Wie in vielen Fällen heißt es aus dem Konzern, dass steigende Produktionskosten, immer größerer Wettbewerbsdruck und neue Regeln die Produktion an diesem Standort unmöglich machen würden. Das Werk in Leopoldsdorf wurde 1901 errichtet, heuer wird es schließen.
"Die Leute fragen sich jetzt, ‚wofür sollen wir zur Arbeit kommen, wir werden diese Geräte nicht mehr bedienen'," sagt der Betriebsrat. Erklärung: Die Arbeit in der Zucker-Fabrik ist saisonabhängig. Gerade jetzt wird die kommende Saison vorbereitet, die Maschinen werden gewartet. Doch wozu, wenn das Werk schließt.

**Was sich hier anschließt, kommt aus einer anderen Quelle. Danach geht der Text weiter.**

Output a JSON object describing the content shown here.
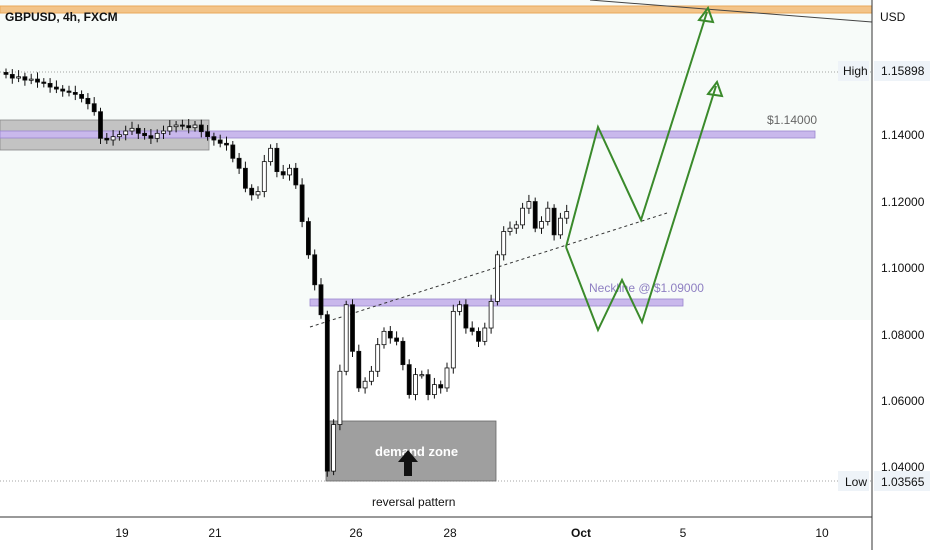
{
  "header": {
    "symbol_label": "GBPUSD, 4h, FXCM"
  },
  "price_axis": {
    "currency": "USD",
    "high_label": "High",
    "high_value": "1.15898",
    "low_label": "Low",
    "low_value": "1.03565"
  },
  "annotations": {
    "resistance_label": "$1.14000",
    "neckline_label": "Neckline @ $1.09000",
    "demand_zone_label": "demand zone",
    "reversal_label": "reversal pattern"
  },
  "colors": {
    "bull_candle": "#ffffff",
    "bear_candle": "#000000",
    "zone_purple": "#b9a6e3",
    "demand_gray": "#8e8e8e",
    "projection_green": "#3a8a2b",
    "top_band": "#f3c489",
    "upper_bg": "#f7fbf9"
  },
  "chart_data": {
    "type": "candlestick",
    "symbol": "GBPUSD",
    "timeframe": "4h",
    "source": "FXCM",
    "x_ticks": [
      "19",
      "21",
      "26",
      "28",
      "Oct",
      "5",
      "10"
    ],
    "y_ticks": [
      "1.14000",
      "1.12000",
      "1.10000",
      "1.08000",
      "1.06000",
      "1.04000"
    ],
    "y_range": [
      1.0245,
      1.1645
    ],
    "candles_close": [
      1.1582,
      1.1571,
      1.1575,
      1.1565,
      1.1568,
      1.1559,
      1.1555,
      1.1544,
      1.1538,
      1.1532,
      1.1528,
      1.1522,
      1.151,
      1.1494,
      1.147,
      1.139,
      1.1385,
      1.1395,
      1.1401,
      1.1412,
      1.142,
      1.1405,
      1.1398,
      1.139,
      1.1405,
      1.1412,
      1.1425,
      1.143,
      1.1428,
      1.1422,
      1.143,
      1.141,
      1.1395,
      1.1385,
      1.1375,
      1.137,
      1.133,
      1.13,
      1.124,
      1.122,
      1.123,
      1.132,
      1.136,
      1.129,
      1.128,
      1.13,
      1.125,
      1.114,
      1.104,
      1.095,
      1.086,
      1.039,
      1.053,
      1.069,
      1.089,
      1.075,
      1.064,
      1.066,
      1.069,
      1.077,
      1.081,
      1.079,
      1.078,
      1.071,
      1.062,
      1.068,
      1.068,
      1.062,
      1.065,
      1.064,
      1.07,
      1.087,
      1.089,
      1.082,
      1.081,
      1.078,
      1.082,
      1.09,
      1.104,
      1.111,
      1.112,
      1.113,
      1.118,
      1.12,
      1.112,
      1.114,
      1.118,
      1.11,
      1.115,
      1.117
    ],
    "resistance_level": 1.14,
    "neckline": 1.09,
    "demand_zone": {
      "top": 1.055,
      "bottom": 1.037
    },
    "projection_paths": [
      [
        [
          1.107,
          0
        ],
        [
          1.142,
          0
        ],
        [
          1.113,
          0
        ],
        [
          1.16,
          0
        ]
      ],
      [
        [
          1.107,
          0
        ],
        [
          1.082,
          0
        ],
        [
          1.097,
          0
        ],
        [
          1.085,
          0
        ],
        [
          1.146,
          0
        ]
      ]
    ]
  }
}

Der Schock war groß, nur zaghaft wurden bei der Versammlung Fragen gestellt: "Was sollen wir jetzt tun?", oder, "sollen wir morgen überhaupt zur Arbeit kommen?" berichtet der Betriebsrat.

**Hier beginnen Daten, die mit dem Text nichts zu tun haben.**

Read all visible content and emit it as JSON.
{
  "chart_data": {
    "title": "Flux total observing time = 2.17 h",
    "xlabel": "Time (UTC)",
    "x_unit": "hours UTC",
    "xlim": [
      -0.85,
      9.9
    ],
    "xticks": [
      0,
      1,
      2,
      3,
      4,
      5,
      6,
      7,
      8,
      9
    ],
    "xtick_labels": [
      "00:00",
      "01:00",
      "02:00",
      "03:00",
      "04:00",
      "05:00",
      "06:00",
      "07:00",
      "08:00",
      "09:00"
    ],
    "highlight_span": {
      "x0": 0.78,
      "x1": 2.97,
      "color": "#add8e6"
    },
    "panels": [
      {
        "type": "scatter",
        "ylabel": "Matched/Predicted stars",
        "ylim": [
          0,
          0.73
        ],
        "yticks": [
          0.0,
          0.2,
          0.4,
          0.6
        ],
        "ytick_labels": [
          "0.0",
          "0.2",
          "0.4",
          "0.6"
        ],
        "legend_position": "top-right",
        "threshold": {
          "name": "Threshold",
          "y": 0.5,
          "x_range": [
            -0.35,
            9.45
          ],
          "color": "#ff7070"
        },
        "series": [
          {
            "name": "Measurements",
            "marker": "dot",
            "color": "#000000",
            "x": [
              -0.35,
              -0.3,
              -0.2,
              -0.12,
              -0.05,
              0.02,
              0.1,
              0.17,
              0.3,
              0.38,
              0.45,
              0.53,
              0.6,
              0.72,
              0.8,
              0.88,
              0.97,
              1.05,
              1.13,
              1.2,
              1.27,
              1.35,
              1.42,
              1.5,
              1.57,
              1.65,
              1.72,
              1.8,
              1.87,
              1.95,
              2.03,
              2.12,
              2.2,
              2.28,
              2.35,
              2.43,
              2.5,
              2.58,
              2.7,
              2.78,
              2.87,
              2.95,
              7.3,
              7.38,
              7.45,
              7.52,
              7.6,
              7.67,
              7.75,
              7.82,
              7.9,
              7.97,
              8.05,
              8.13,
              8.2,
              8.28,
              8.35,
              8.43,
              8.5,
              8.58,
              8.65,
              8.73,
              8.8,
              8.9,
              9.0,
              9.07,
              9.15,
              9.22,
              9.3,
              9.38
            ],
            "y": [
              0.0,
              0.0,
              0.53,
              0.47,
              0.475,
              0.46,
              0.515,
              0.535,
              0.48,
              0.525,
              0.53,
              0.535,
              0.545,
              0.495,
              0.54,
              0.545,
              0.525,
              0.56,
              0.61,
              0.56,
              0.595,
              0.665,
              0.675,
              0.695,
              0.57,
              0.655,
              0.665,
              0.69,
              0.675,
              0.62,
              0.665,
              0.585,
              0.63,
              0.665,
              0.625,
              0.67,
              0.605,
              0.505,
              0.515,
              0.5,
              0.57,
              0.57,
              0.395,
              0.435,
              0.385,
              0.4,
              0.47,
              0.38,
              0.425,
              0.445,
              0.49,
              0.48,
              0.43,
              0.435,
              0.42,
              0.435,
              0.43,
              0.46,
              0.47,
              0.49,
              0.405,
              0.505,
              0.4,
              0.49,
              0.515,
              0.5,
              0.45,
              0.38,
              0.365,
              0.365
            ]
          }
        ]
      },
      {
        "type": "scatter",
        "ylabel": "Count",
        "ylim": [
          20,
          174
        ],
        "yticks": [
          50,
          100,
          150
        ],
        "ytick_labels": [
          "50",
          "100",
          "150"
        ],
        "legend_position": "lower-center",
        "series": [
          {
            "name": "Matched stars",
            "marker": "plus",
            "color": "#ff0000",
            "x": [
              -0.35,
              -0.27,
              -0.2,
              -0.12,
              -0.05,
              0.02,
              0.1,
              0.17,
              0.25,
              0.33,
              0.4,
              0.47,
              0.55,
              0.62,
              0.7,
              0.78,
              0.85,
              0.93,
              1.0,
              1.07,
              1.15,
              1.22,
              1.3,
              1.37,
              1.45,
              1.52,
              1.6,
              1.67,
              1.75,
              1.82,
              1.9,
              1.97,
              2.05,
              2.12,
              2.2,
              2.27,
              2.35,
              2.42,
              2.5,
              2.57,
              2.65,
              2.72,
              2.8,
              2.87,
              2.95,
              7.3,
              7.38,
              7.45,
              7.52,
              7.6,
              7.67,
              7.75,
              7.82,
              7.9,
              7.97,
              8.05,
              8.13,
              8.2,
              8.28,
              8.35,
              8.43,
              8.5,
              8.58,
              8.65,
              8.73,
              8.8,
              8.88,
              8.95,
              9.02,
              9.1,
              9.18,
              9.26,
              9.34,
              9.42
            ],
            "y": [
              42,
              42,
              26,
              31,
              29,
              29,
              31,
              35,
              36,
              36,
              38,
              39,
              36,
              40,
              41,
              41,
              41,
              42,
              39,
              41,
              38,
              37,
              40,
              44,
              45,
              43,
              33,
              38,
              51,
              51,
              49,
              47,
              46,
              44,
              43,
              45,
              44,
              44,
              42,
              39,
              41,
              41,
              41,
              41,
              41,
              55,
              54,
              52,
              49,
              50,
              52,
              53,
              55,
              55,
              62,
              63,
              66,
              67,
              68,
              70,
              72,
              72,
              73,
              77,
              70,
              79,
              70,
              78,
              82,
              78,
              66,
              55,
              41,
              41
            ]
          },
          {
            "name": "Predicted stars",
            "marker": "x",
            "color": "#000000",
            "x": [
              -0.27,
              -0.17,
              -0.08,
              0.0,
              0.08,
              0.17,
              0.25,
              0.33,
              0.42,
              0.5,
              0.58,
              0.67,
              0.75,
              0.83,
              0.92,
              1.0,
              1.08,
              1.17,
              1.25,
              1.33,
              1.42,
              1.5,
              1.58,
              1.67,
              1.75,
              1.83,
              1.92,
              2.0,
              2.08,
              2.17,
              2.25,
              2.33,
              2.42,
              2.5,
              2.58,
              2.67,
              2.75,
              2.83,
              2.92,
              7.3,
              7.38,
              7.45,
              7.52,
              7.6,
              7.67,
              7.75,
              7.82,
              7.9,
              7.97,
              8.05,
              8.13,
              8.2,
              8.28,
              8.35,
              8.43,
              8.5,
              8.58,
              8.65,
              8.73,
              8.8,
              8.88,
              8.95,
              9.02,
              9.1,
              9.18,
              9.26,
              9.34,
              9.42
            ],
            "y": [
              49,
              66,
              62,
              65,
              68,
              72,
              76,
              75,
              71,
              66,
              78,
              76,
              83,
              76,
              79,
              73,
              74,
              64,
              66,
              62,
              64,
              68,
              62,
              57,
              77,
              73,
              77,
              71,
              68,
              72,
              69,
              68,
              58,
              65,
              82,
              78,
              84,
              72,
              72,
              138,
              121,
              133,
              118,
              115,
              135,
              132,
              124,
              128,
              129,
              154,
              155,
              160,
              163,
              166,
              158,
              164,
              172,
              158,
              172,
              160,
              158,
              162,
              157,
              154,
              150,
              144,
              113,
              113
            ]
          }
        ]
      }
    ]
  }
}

Viele der Anwesenden verbinden ihr ganzes Berufsleben mit der Fabrik. Einige sind seit der Lehre an diesem Standort tätig, manche haben 40 Dienstjahre hier gedient, "für die bricht ihre Welt zusammen!"

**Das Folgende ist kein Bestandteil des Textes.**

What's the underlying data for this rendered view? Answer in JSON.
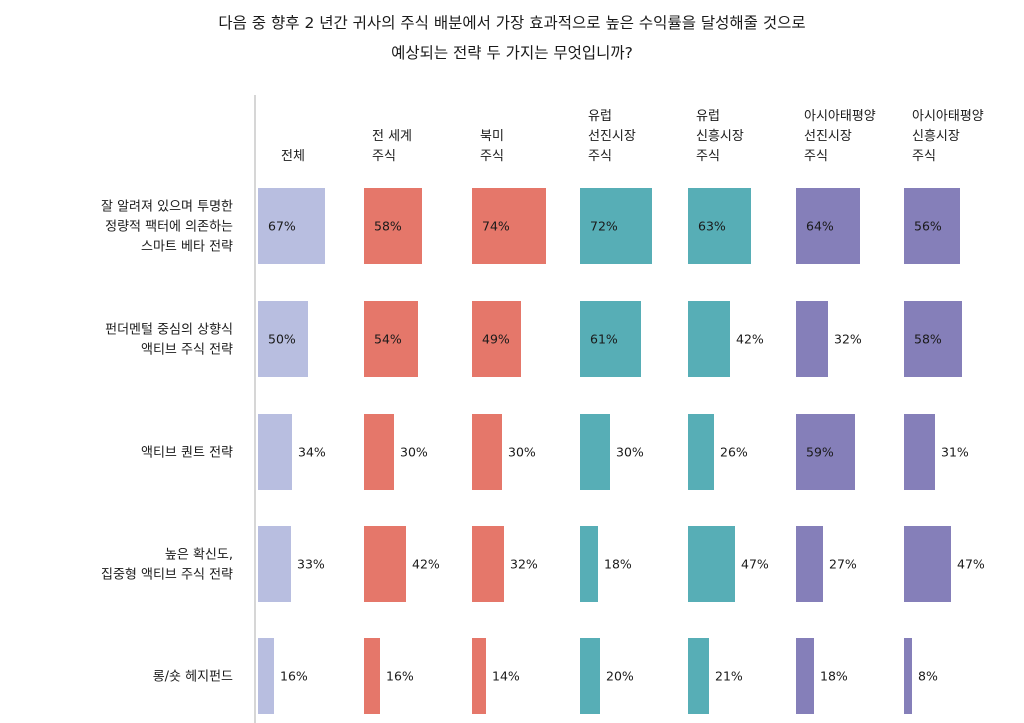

Jetzt werden die Arbeiter beim AMS zur Kündigung angemeldet, der Betriebsrat muss einen Sozialplan verhandeln. Thomas Buder erzählt von schlimmen Härtefällen: "Mitarbeiter wissen nicht, wie sie künftig die Kredite für ihre Häuser bezahlen sollen, es gibt alleinerziehende Mütter – wir müssen diese Kollegen unterstützen."
"Dann gibt es Menschen, die stehen zwei Jahre vor der Pension – die werden keinen Job mehr bekommen. Die brauchen einen Sozialplan, damit die nicht in der Luft hängen", genau diesen verhandelt Thomas Buder jetzt mit dem Arbeitgeber. Es ist eine Mammutaufgabe.
Für die Agrana-Belegschaft ist das ein Déjà-vu. Bereits vor fünf Jahren wurde hier ein Sozialplan unterschrieben. Doch dann kam Corona, alles war anders, "aber seither hängt das Thema wie ein Damoklesschwert über uns. Viele haben geahnt, dass es irgendwann so weit sein wird, aber wenn es dann kommt, dann ist der Stich ins Herz noch größer!"